Edge computing could push the cloud to the fringe - tzury
https://techcrunch.com/2017/08/03/edge-computing-could-push-the-cloud-to-the-fringe/
======
jackfraser
First of all, this guy seems like he watched the last season of Silicon Valley
and took it too seriously (perhaps due to having his firm name-dropped, who
knows).

> As Levine puts it, “Think about a self-driving car, it’s effectively a data
> center on wheels, and a drone is a data center with wings and a robot is a
> data center with arms and legs and a [ship] is a floating data center…”

A self-driving car is not a datacentre. It will have a few computers, sure,
but a datacentre is a distinct class of entity featuring hundreds of highly-
available, enterprise grade computers; the self-driving cars that will
ultimately succeed will have automotive grade machines, built to the lowest
possible standard and price that meets quality and reliability requirements as
defined by the DoT and the warranty department.

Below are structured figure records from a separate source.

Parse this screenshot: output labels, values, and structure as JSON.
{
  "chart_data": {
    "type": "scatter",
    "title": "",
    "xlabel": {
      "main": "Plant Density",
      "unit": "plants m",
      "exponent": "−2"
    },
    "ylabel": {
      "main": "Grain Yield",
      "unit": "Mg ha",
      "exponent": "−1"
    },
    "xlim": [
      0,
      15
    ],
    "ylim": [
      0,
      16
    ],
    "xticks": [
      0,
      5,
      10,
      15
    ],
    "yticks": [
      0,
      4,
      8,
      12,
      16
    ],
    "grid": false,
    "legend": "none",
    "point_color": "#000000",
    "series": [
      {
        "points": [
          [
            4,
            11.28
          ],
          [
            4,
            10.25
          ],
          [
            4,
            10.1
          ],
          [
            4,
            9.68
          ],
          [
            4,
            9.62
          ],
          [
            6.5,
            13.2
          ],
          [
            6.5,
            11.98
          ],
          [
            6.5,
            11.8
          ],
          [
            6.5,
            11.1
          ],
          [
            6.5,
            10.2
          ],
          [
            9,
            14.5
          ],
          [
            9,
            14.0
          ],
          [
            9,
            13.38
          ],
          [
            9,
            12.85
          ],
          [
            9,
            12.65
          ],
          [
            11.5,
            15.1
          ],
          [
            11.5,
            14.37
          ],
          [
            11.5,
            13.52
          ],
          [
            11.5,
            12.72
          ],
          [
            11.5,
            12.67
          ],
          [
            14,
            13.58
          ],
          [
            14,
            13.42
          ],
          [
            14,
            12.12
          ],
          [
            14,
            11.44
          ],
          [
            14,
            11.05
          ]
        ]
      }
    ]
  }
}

A drone is not a datacentre with wings. It has the least it can possibly have
aboard, because it needs to use as little electricity as possible for
computing so that most of it can be used for spinning motors. While some
drones do have multicore CPUs and GPUs on board, if anything we'll likely see
improvements in wireless that enable that kind of tech to be pushed back to
base stations / controllers / phones, so as to free up more precious battery
for flying.

Now, a ship I'll believe - you do need racks of servers on a cruise ship, for
sure, especially given the fact that it's going to be away from a reliable
network connection for ages at a time. However, it's not doing the same thing
as the cloud; it's got to be reliable as hell with minimal IT staff on hand to
deal with it, which means imaged machines running simple, basic things that
can be trusted without having to have techs use expensive satellite data to
fix it remotely.

While there's some logic to the circular nature of centralized vs. distributed
communication, packaging this up and branding it as "edge computing" strikes
me less as a true observation or prediction, and more as someone who's spent
too much time thinking about things through a marketing lens.